Shimizu played only 48 games in the Central League in five and a half seasons with the Dragons, and on June 25, 2010 he was traded to the Fukuoka SoftBank Hawks in exchange for Koji Mise.

He played one and a half seasons with the Hawks and announced his retirement on October 7, 2011.

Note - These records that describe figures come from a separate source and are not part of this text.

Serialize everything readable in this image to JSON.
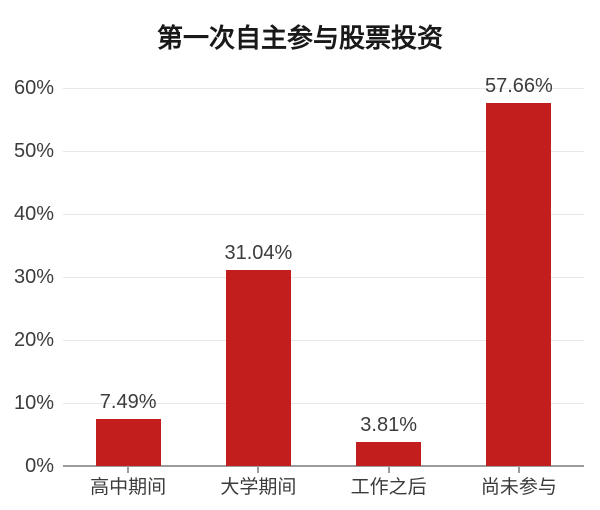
{
  "colors": {
    "bar": "#c21e1e",
    "grid": "#e8e8e8",
    "axis": "#9c9c9c",
    "title_text": "#191919",
    "label_text": "#3c3c3c",
    "background": "#ffffff"
  },
  "chart_data": {
    "type": "bar",
    "title": "第一次自主参与股票投资",
    "categories": [
      "高中期间",
      "大学期间",
      "工作之后",
      "尚未参与"
    ],
    "values": [
      7.49,
      31.04,
      3.81,
      57.66
    ],
    "value_labels": [
      "7.49%",
      "31.04%",
      "3.81%",
      "57.66%"
    ],
    "y_ticks": [
      "0%",
      "10%",
      "20%",
      "30%",
      "40%",
      "50%",
      "60%"
    ],
    "ylim": [
      0,
      60
    ],
    "xlabel": "",
    "ylabel": "",
    "grid": true,
    "legend": false
  }
}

In his 15-season career, Shimizu played a total of 683 games, batting .212 with 314 hits, nine home runs, and 119 RBI.

===After retirement===
After his retirement, Shimizu became the second squad battery coach for the Fukuoka Softbank Hawks in the 2012 season. He also served as a third squad battery coach from the 2014-2015 season and as a first squad coach from the 2016-2017 season.

He served as the first squad battery coach for the Chiba Lotte Marines from the 2018-2022 season.

On November 1, 2022, Shimizu announced at a press conference that he will serve as the fourth squad battery coach from the 2023 season.

On December 2, 2023, he was transferred to the second squad battery coach.